Alda Merini lascia Milano e le umane spoglie il primo novembre del 2009. Dal 2011, la mansarda al secondo piano della casa di ringhiera di Ripa di Porta Ticinese 47, dove la poetessa era in affitto, ha smesso di ospitare anche la famosa parete su cui Alda appuntava pensieri improvvisi e un’estemporanea rubrica di numeri di telefono, caricature e disegni, tracciati a penna biro e rossetto rosso sull’intonaco di casa. Dalla poesia Il Bacio: “Tutti mi guardano con occhi spietati, non conoscono i nomi delle mie scritte sui muri e non sanno che sono firme degli angeli per celebrare le lacrime che ho versato per te”.
La Cerchia dei Navigli la legò indissolubilmente alla sua Milano, contenendo la sua vita di donna e di poetessa.
Per tutti quello sarà per sempre “il muro degli angeli”. Per Bolaffi che l’ha messo all’asta, quell’intonaco è “un pezzo di storia di Milano” che ha incontrato la sensibilità di un acquirente. Per i comitati cittadini – tra i cui il gruppo social Salviamo Casa Merini per iniziativa della figlia Barbara – è un ricordo da preservare e far pulsare di nuova vita.
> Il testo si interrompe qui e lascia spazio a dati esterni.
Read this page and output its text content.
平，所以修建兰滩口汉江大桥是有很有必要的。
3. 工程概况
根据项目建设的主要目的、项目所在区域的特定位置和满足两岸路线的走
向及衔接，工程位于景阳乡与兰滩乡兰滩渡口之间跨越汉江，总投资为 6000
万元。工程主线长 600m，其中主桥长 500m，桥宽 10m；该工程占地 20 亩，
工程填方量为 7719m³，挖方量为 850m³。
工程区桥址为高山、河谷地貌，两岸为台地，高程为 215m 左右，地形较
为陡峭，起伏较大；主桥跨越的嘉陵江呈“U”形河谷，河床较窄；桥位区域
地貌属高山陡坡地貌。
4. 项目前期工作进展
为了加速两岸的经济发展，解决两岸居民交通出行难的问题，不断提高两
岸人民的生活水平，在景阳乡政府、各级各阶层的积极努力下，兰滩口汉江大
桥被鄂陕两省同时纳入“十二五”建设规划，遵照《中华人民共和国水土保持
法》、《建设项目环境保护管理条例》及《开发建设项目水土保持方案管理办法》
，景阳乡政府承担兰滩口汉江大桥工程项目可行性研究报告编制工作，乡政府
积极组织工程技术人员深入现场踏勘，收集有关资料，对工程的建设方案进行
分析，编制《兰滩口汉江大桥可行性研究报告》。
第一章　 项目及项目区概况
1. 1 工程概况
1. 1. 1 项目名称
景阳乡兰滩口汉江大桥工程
Oggi è così in parte custodito alla casa museo a lei intitolata nella ex tabaccheria comunale, in via Magolfa 32, a un passo dal Naviglio Grande, che raccoglie mobili e oggetti personali autentici donati dalle figlie, insieme ad alcuni scatti del suo caro fotografo Giuliano Grittini. Da una lattina di Coca Cola a un Pikachu, tra accendini e sigarette, lo Spazio Alda Merini si offre oggi alla città, polvere compresa. “Fatta di ali di farfalle sbriciolate: sono i pensieri che, dopo il volo, si fanno materia e come polvere rimangono a testimonianza; non spolverarla, cancelli la vita e i ricordi”.
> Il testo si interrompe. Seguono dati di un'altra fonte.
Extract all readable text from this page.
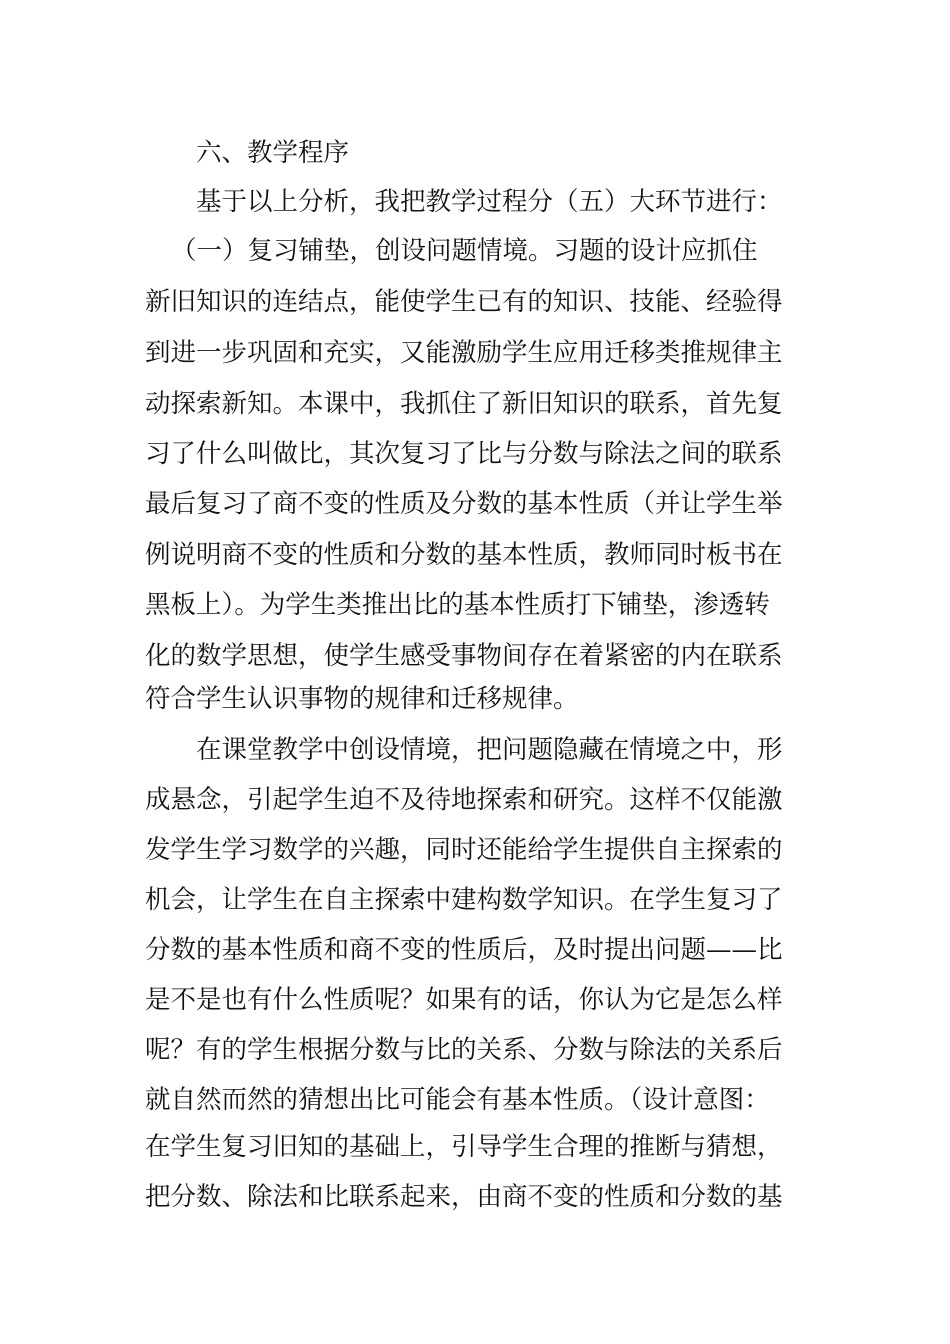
六、教学程序
基于以上分析，我把教学过程分（五）大环节进行：
（一）复习铺垫，创设问题情境。习题的设计应抓住
新旧知识的连结点，能使学生已有的知识、技能、经验得
到进一步巩固和充实，又能激励学生应用迁移类推规律主
动探索新知。本课中，我抓住了新旧知识的联系，首先复
习了什么叫做比，其次复习了比与分数与除法之间的联系
最后复习了商不变的性质及分数的基本性质（并让学生举
例说明商不变的性质和分数的基本性质，教师同时板书在
黑板上）。为学生类推出比的基本性质打下铺垫，渗透转
化的数学思想，使学生感受事物间存在着紧密的内在联系
符合学生认识事物的规律和迁移规律。
在课堂教学中创设情境，把问题隐藏在情境之中，形
成悬念，引起学生迫不及待地探索和研究。这样不仅能激
发学生学习数学的兴趣，同时还能给学生提供自主探索的
机会，让学生在自主探索中建构数学知识。在学生复习了
分数的基本性质和商不变的性质后，及时提出问题——比
是不是也有什么性质呢？如果有的话，你认为它是怎么样
呢？有的学生根据分数与比的关系、分数与除法的关系后
就自然而然的猜想出比可能会有基本性质。（设计意图：
在学生复习旧知的基础上，引导学生合理的推断与猜想，
把分数、除法和比联系起来，由商不变的性质和分数的基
Così, mentre la città di Milano propone lo Spazio Alda Merini come “un bene comune che accoglie le idee di tutti” tra tesseramenti, volontariato e donazioni, per le vie del quartiere dai bar capita di ascoltare omaggi sonori di amici di oggi e di ieri. Il cantautore toscano, milanese d’adozione, Giovanni Nuti alle liriche di lei – Alda Merini definiva il loro un “matrimonio artistico” – ha dedicato più di un lavoro, dalla versione in musica della poesia “I Sandali” nel 1993 alle celebrazioni per il decennale della morte della poetessa, patrocinate in Duomo nel 2019 dal Comune di Milano, passando per il cofanetto del 2017 Accarezzami musica – Il Canzoniere di Alda Merini con 6 CD, 1 DVD, 114 canzoni, 13 inediti e 21 brani con la voce di Alda Merini recitante, tra cui il doppio album Il muro degli angeli con duetti celebri (da Renzo Arbore a Milva, Omar Pedrini, Simone Cristicchi, Enrico Ruggeri, Lucia Bosè, Mariangela Melato e tanti altri) e il live del Poema della croce, registrato al Duomo nel 2006 con Alda Merini nella sua Milano davanti a più di quattromila spettatori.
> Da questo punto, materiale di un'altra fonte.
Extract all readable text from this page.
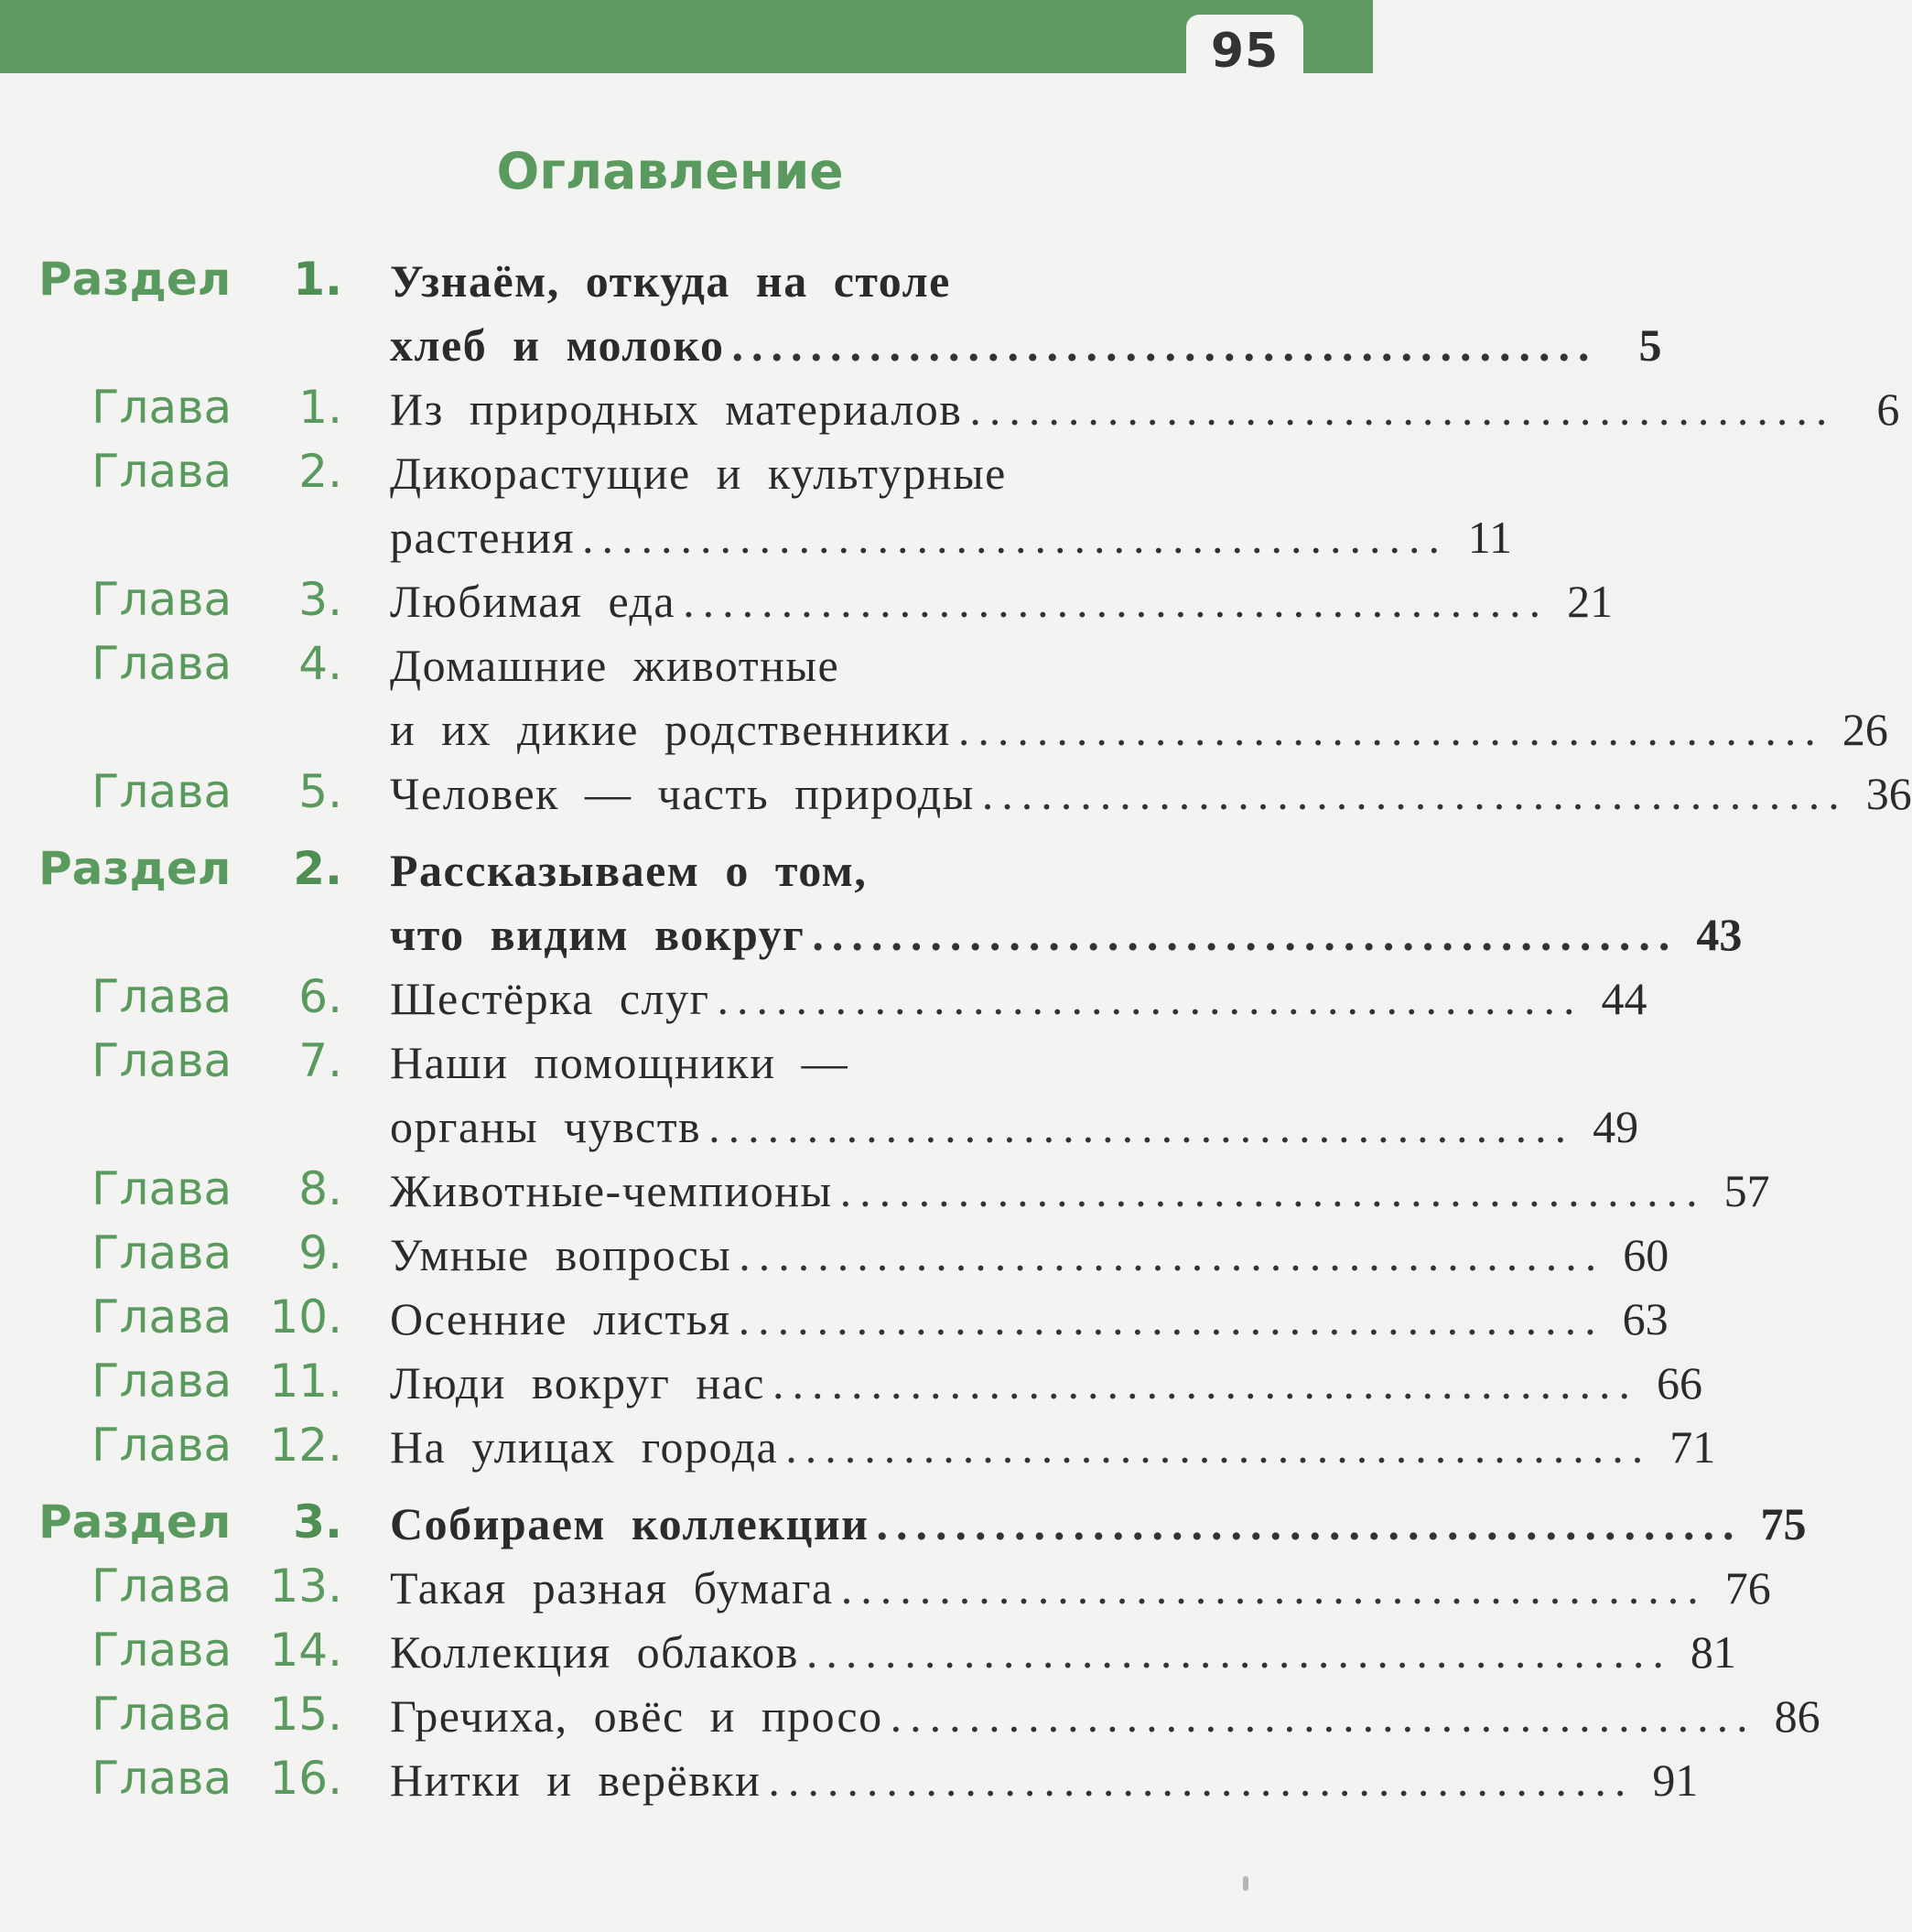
95
Оглавление
Раздел	1. Узнаём, откуда на столе
хлеб и молоко ............................................ 5
Глава	1. Из природных материалов ............................................ 6
Глава	2. Дикорастущие и культурные
растения ............................................ 11
Глава	3. Любимая еда ............................................ 21
Глава	4. Домашние животные
и их дикие родственники ............................................ 26
Глава	5. Человек — часть природы ............................................ 36
Раздел	2. Рассказываем о том,
что видим вокруг ............................................ 43
Глава	6. Шестёрка слуг ............................................ 44
Глава	7. Наши помощники —
органы чувств ............................................ 49
Глава	8. Животные-чемпионы ............................................ 57
Глава	9. Умные вопросы ............................................ 60
Глава 10. Осенние листья ............................................ 63
Глава 11. Люди вокруг нас ............................................ 66
Глава 12. На улицах города ............................................ 71
Раздел	3. Собираем коллекции ............................................ 75
Глава 13. Такая разная бумага ............................................ 76
Глава 14. Коллекция облаков ............................................ 81
Глава 15. Гречиха, овёс и просо ............................................ 86
Глава 16. Нитки и верёвки ............................................ 91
“Sono molto irrequieta, quando mi legano allo spazio” scrisse negli Aforismi del 1997, illustrati per la casa editrice Pulcinoelefante dell’amico Alberto Casiraghi. Ma questo poté la Cerchia dei Navigli, che la legò indissolubilmente alla sua Milano, contenendo la sua vita di donna e di poetessa.